Her gece yaptığı gibi yanıma uzandı. Artık bir baba gibi bana yaklaşmadığının farkındaydım. Biliyordum. Öğrenmiştim. Sekiz yaşındaki bir kızın öğrendiği ilk şey Tecavüz/Taciz olmamalıydı. Olmamalıydı değil mi?
Günümüz...
İnsanın büyüdüğü, doğduğu ev onun kaderidir derlerdi değil mi? Ben nerde doğmuştum? Ben kimim? Gerçek adım neydi? Babam! Babam kimdi? İnsan öz babasına bir yabancı gibi bakar mıydı? Ben bakmıştım. Hata mı etmiştim? Yanlış bir davranış mıydı bu? O da o adam gibi miydi peki? O an zihnimde hastanede zar zor duyup anladığım sözleri zihnimi doldurmuştu.
ona cehennemi yaşatıcam.
Yaşatacak mıyıd gerçekten? Zaten cehennemi yaşatamamışlar mıydı bana? Daha ne kadar kötü bir hayatım olabilirdi ki? Daha nelerle baş edeceğim?

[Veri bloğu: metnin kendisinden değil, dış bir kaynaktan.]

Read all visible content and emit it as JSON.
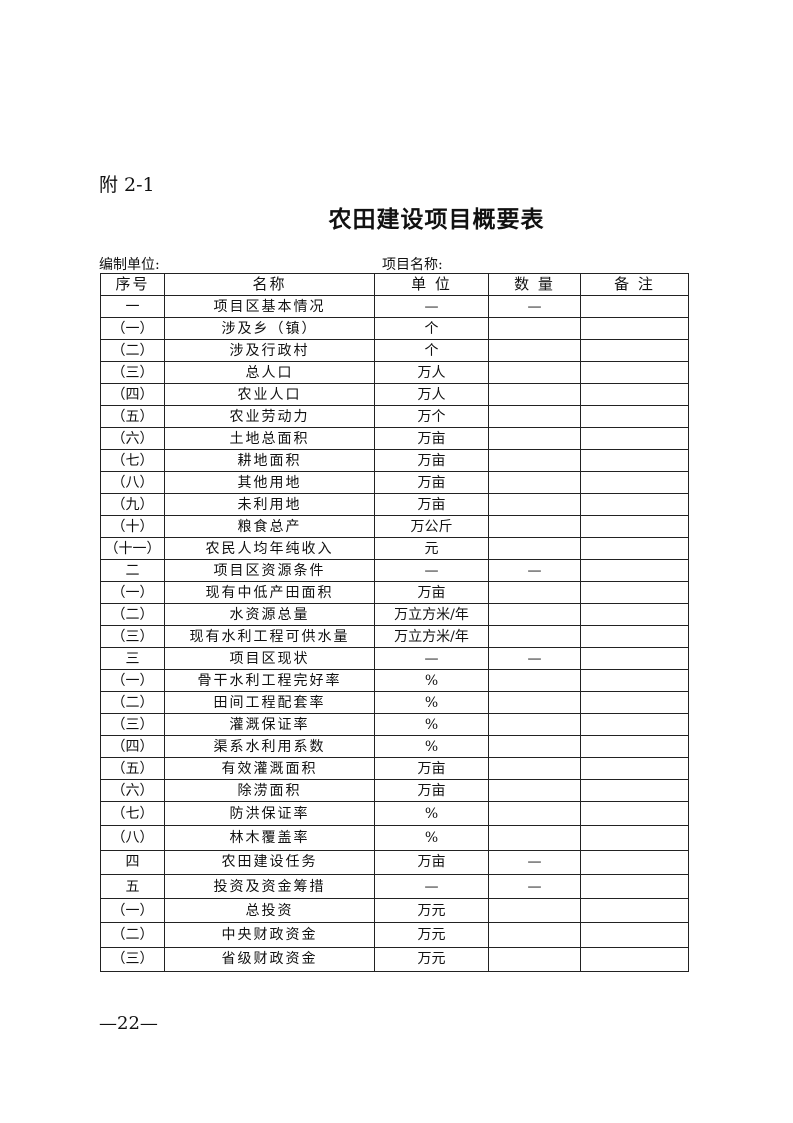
{
  "appendix_label": "附 2-1",
  "title": "农田建设项目概要表",
  "compiler_label": "编制单位:",
  "project_name_label": "项目名称:",
  "table": {
    "headers": [
      "序号",
      "名称",
      "单 位",
      "数 量",
      "备 注"
    ],
    "rows": [
      [
        "一",
        "项目区基本情况",
        "—",
        "—",
        ""
      ],
      [
        "（一）",
        "涉及乡（镇）",
        "个",
        "",
        ""
      ],
      [
        "（二）",
        "涉及行政村",
        "个",
        "",
        ""
      ],
      [
        "（三）",
        "总人口",
        "万人",
        "",
        ""
      ],
      [
        "（四）",
        "农业人口",
        "万人",
        "",
        ""
      ],
      [
        "（五）",
        "农业劳动力",
        "万个",
        "",
        ""
      ],
      [
        "（六）",
        "土地总面积",
        "万亩",
        "",
        ""
      ],
      [
        "（七）",
        "耕地面积",
        "万亩",
        "",
        ""
      ],
      [
        "（八）",
        "其他用地",
        "万亩",
        "",
        ""
      ],
      [
        "（九）",
        "未利用地",
        "万亩",
        "",
        ""
      ],
      [
        "（十）",
        "粮食总产",
        "万公斤",
        "",
        ""
      ],
      [
        "（十一）",
        "农民人均年纯收入",
        "元",
        "",
        ""
      ],
      [
        "二",
        "项目区资源条件",
        "—",
        "—",
        ""
      ],
      [
        "（一）",
        "现有中低产田面积",
        "万亩",
        "",
        ""
      ],
      [
        "（二）",
        "水资源总量",
        "万立方米/年",
        "",
        ""
      ],
      [
        "（三）",
        "现有水利工程可供水量",
        "万立方米/年",
        "",
        ""
      ],
      [
        "三",
        "项目区现状",
        "—",
        "—",
        ""
      ],
      [
        "（一）",
        "骨干水利工程完好率",
        "%",
        "",
        ""
      ],
      [
        "（二）",
        "田间工程配套率",
        "%",
        "",
        ""
      ],
      [
        "（三）",
        "灌溉保证率",
        "%",
        "",
        ""
      ],
      [
        "（四）",
        "渠系水利用系数",
        "%",
        "",
        ""
      ],
      [
        "（五）",
        "有效灌溉面积",
        "万亩",
        "",
        ""
      ],
      [
        "（六）",
        "除涝面积",
        "万亩",
        "",
        ""
      ],
      [
        "（七）",
        "防洪保证率",
        "%",
        "",
        ""
      ],
      [
        "（八）",
        "林木覆盖率",
        "%",
        "",
        ""
      ],
      [
        "四",
        "农田建设任务",
        "万亩",
        "—",
        ""
      ],
      [
        "五",
        "投资及资金筹措",
        "—",
        "—",
        ""
      ],
      [
        "（一）",
        "总投资",
        "万元",
        "",
        ""
      ],
      [
        "（二）",
        "中央财政资金",
        "万元",
        "",
        ""
      ],
      [
        "（三）",
        "省级财政资金",
        "万元",
        "",
        ""
      ]
    ]
  },
  "page_number": "—22—"
}
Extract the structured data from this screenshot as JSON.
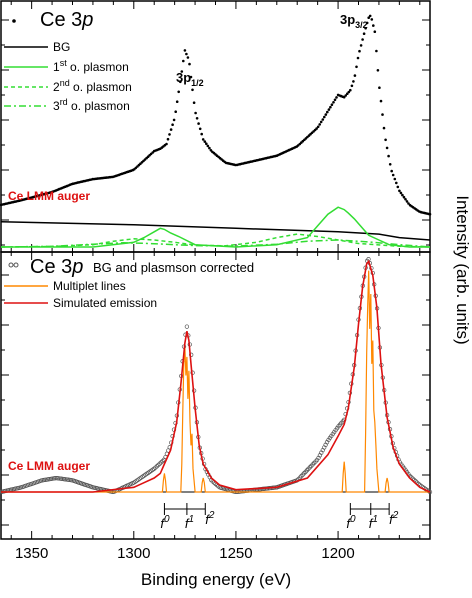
{
  "chart_data": [
    {
      "panel": "top",
      "type": "line",
      "title": "Ce 3p",
      "xlabel": "Binding energy (eV)",
      "ylabel": "Intensity (arb. units)",
      "xlim": [
        1365,
        1155
      ],
      "x_reversed": true,
      "xticks": [
        1350,
        1300,
        1250,
        1200
      ],
      "y_tick_labels_shown": false,
      "legend_placement": "top-left",
      "legend": [
        {
          "label": "Ce 3p",
          "style": "dots"
        },
        {
          "label": "BG",
          "style": "solid-black"
        },
        {
          "label_base": "1",
          "label_sup": "st",
          "label_rest": " o. plasmon",
          "style": "solid-green"
        },
        {
          "label_base": "2",
          "label_sup": "nd",
          "label_rest": " o. plasmon",
          "style": "dashed-green"
        },
        {
          "label_base": "3",
          "label_sup": "rd",
          "label_rest": " o. plasmon",
          "style": "dashdot-green"
        }
      ],
      "annotations": [
        {
          "base": "3p",
          "sub": "1/2",
          "x": 1275
        },
        {
          "base": "3p",
          "sub": "3/2",
          "x": 1184
        },
        {
          "text": "Ce LMM auger"
        }
      ],
      "series": [
        {
          "name": "Ce 3p",
          "style": "dots",
          "color": "#000000",
          "x": [
            1365,
            1355,
            1340,
            1330,
            1320,
            1310,
            1300,
            1295,
            1290,
            1287,
            1284,
            1280,
            1277,
            1275,
            1273,
            1270,
            1266,
            1262,
            1255,
            1250,
            1240,
            1230,
            1220,
            1210,
            1205,
            1200,
            1197,
            1194,
            1192,
            1190,
            1187,
            1185,
            1184,
            1182,
            1180,
            1177,
            1174,
            1170,
            1165,
            1160,
            1155
          ],
          "y": [
            0.18,
            0.2,
            0.235,
            0.27,
            0.29,
            0.3,
            0.33,
            0.37,
            0.41,
            0.42,
            0.44,
            0.55,
            0.72,
            0.84,
            0.8,
            0.58,
            0.46,
            0.41,
            0.36,
            0.35,
            0.37,
            0.39,
            0.43,
            0.51,
            0.58,
            0.65,
            0.64,
            0.67,
            0.72,
            0.82,
            0.92,
            0.98,
            0.99,
            0.92,
            0.7,
            0.47,
            0.33,
            0.24,
            0.18,
            0.15,
            0.14
          ]
        },
        {
          "name": "BG",
          "style": "solid",
          "color": "#000000",
          "x": [
            1365,
            1300,
            1250,
            1200,
            1180,
            1170,
            1155
          ],
          "y": [
            0.108,
            0.095,
            0.08,
            0.065,
            0.055,
            0.04,
            0.03
          ]
        },
        {
          "name": "1st o. plasmon",
          "style": "solid",
          "color": "#33dd33",
          "x": [
            1365,
            1320,
            1300,
            1295,
            1290,
            1287,
            1285,
            1282,
            1278,
            1270,
            1250,
            1230,
            1215,
            1210,
            1205,
            1200,
            1197,
            1195,
            1192,
            1190,
            1185,
            1180,
            1175,
            1165,
            1155
          ],
          "y": [
            0.0,
            0.0,
            0.02,
            0.04,
            0.065,
            0.08,
            0.075,
            0.06,
            0.045,
            0.01,
            0.0,
            0.01,
            0.04,
            0.09,
            0.14,
            0.17,
            0.16,
            0.145,
            0.12,
            0.1,
            0.05,
            0.03,
            0.01,
            0.0,
            0.0
          ]
        },
        {
          "name": "2nd o. plasmon",
          "style": "dashed",
          "color": "#33dd33",
          "x": [
            1365,
            1340,
            1320,
            1310,
            1300,
            1290,
            1280,
            1270,
            1255,
            1240,
            1230,
            1220,
            1210,
            1200,
            1190,
            1170,
            1155
          ],
          "y": [
            0.0,
            0.002,
            0.01,
            0.025,
            0.035,
            0.03,
            0.02,
            0.008,
            0.005,
            0.02,
            0.04,
            0.055,
            0.045,
            0.03,
            0.015,
            0.003,
            0.0
          ]
        },
        {
          "name": "3rd o. plasmon",
          "style": "dashdot",
          "color": "#33dd33",
          "x": [
            1365,
            1340,
            1320,
            1305,
            1295,
            1285,
            1270,
            1250,
            1230,
            1215,
            1200,
            1185,
            1170,
            1155
          ],
          "y": [
            0.0,
            0.003,
            0.012,
            0.018,
            0.016,
            0.012,
            0.006,
            0.004,
            0.012,
            0.025,
            0.03,
            0.022,
            0.01,
            0.0
          ]
        }
      ]
    },
    {
      "panel": "bottom",
      "type": "line",
      "title": "Ce 3p",
      "title_suffix": "BG and plasmson corrected",
      "xlabel": "Binding energy (eV)",
      "xlim": [
        1365,
        1155
      ],
      "x_reversed": true,
      "xticks": [
        1350,
        1300,
        1250,
        1200
      ],
      "legend_placement": "top-left",
      "legend": [
        {
          "label": "Ce 3p BG and plasmson corrected",
          "style": "open-circles"
        },
        {
          "label": "Multiplet lines",
          "style": "solid-orange"
        },
        {
          "label": "Simulated emission",
          "style": "solid-red"
        }
      ],
      "annotations": [
        {
          "text": "Ce LMM auger"
        }
      ],
      "configuration_markers": [
        {
          "group": "3p1/2",
          "labels": [
            {
              "base": "f",
              "sup": "0"
            },
            {
              "base": "f",
              "sup": "1"
            },
            {
              "base": "f",
              "sup": "2"
            }
          ],
          "x": [
            1285,
            1274,
            1265
          ]
        },
        {
          "group": "3p3/2",
          "labels": [
            {
              "base": "f",
              "sup": "0"
            },
            {
              "base": "f",
              "sup": "1"
            },
            {
              "base": "f",
              "sup": "2"
            }
          ],
          "x": [
            1194,
            1184,
            1175
          ]
        }
      ],
      "series": [
        {
          "name": "Ce 3p BG and plasmson corrected",
          "style": "open-circles",
          "color": "#555555",
          "x": [
            1365,
            1355,
            1345,
            1338,
            1330,
            1320,
            1310,
            1300,
            1295,
            1290,
            1285,
            1282,
            1279,
            1277,
            1275,
            1274,
            1272,
            1270,
            1268,
            1265,
            1262,
            1258,
            1250,
            1240,
            1230,
            1220,
            1210,
            1205,
            1200,
            1197,
            1195,
            1192,
            1190,
            1188,
            1186,
            1185,
            1183,
            1181,
            1179,
            1176,
            1173,
            1170,
            1165,
            1160,
            1155
          ],
          "y": [
            0.0,
            0.02,
            0.05,
            0.06,
            0.05,
            0.02,
            0.0,
            0.04,
            0.07,
            0.1,
            0.14,
            0.2,
            0.32,
            0.48,
            0.66,
            0.71,
            0.6,
            0.38,
            0.2,
            0.1,
            0.05,
            0.02,
            0.0,
            0.01,
            0.02,
            0.05,
            0.14,
            0.22,
            0.28,
            0.31,
            0.38,
            0.55,
            0.74,
            0.88,
            0.99,
            1.0,
            0.94,
            0.8,
            0.56,
            0.33,
            0.2,
            0.13,
            0.07,
            0.03,
            0.0
          ]
        },
        {
          "name": "Multiplet lines",
          "style": "solid",
          "color": "#ff8800",
          "x": [
            1365,
            1300,
            1286,
            1285.5,
            1285,
            1284.5,
            1284,
            1277,
            1276.5,
            1276,
            1275.5,
            1275,
            1274.5,
            1274,
            1273.5,
            1273,
            1272.5,
            1272,
            1271.5,
            1271,
            1270,
            1267,
            1266.5,
            1266,
            1265.5,
            1265,
            1200,
            1198,
            1197.5,
            1197,
            1196.5,
            1196,
            1187,
            1186.5,
            1186,
            1185.5,
            1185,
            1184.5,
            1184,
            1183.5,
            1183,
            1182.5,
            1182,
            1181.5,
            1181,
            1180,
            1177,
            1176.5,
            1176,
            1175.5,
            1175,
            1155
          ],
          "y": [
            0,
            0,
            0,
            0.05,
            0.08,
            0.05,
            0,
            0,
            0.12,
            0.35,
            0.55,
            0.62,
            0.5,
            0.58,
            0.4,
            0.52,
            0.3,
            0.2,
            0.25,
            0.1,
            0,
            0,
            0.04,
            0.06,
            0.04,
            0,
            0,
            0,
            0.08,
            0.13,
            0.08,
            0,
            0,
            0.25,
            0.6,
            0.8,
            0.95,
            0.7,
            0.85,
            0.55,
            0.65,
            0.35,
            0.3,
            0.2,
            0.1,
            0,
            0,
            0.04,
            0.06,
            0.04,
            0,
            0
          ]
        },
        {
          "name": "Simulated emission",
          "style": "solid",
          "color": "#dd1111",
          "x": [
            1365,
            1340,
            1320,
            1300,
            1295,
            1290,
            1287,
            1285,
            1282,
            1279,
            1277,
            1275,
            1274,
            1273,
            1272,
            1270,
            1268,
            1266,
            1262,
            1258,
            1250,
            1230,
            1215,
            1205,
            1200,
            1197,
            1195,
            1192,
            1190,
            1188,
            1186,
            1185,
            1183,
            1181,
            1179,
            1176,
            1173,
            1170,
            1165,
            1160,
            1155
          ],
          "y": [
            0,
            0,
            0,
            0.02,
            0.04,
            0.06,
            0.08,
            0.12,
            0.18,
            0.3,
            0.46,
            0.64,
            0.69,
            0.65,
            0.55,
            0.36,
            0.2,
            0.12,
            0.06,
            0.03,
            0.01,
            0.02,
            0.06,
            0.16,
            0.24,
            0.29,
            0.36,
            0.54,
            0.72,
            0.88,
            0.98,
            0.99,
            0.93,
            0.79,
            0.55,
            0.32,
            0.19,
            0.12,
            0.06,
            0.02,
            0.0
          ]
        }
      ]
    }
  ]
}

Sevgili prensesin artık külkedisi olacak.
Prenses! Prenses! Ben hiç bir zaman bir prenses olamadım ki baba! Kızına öyle bir hayat yaşattılar ki artık ruhu yok. Ruhunu öldürdüler baba! Kızını diri diri mezara gömdüler. Sende mi artık ölü olan ruhumu yine öldüreceksin? Sende mi beni diri diri gömeceksin zar zor çıktığım o mezara? Sende mi beni sevmeyeceksin? Onlar gibi misin baba? O adam gibi misin? Olma! Yalvarırım olma. Ben senin nefret ettiğin o kadının kızıyım! Benden demi nefret edeceksin?
" Hala uyanmadı! Soğuk su getirip ayıltalım!"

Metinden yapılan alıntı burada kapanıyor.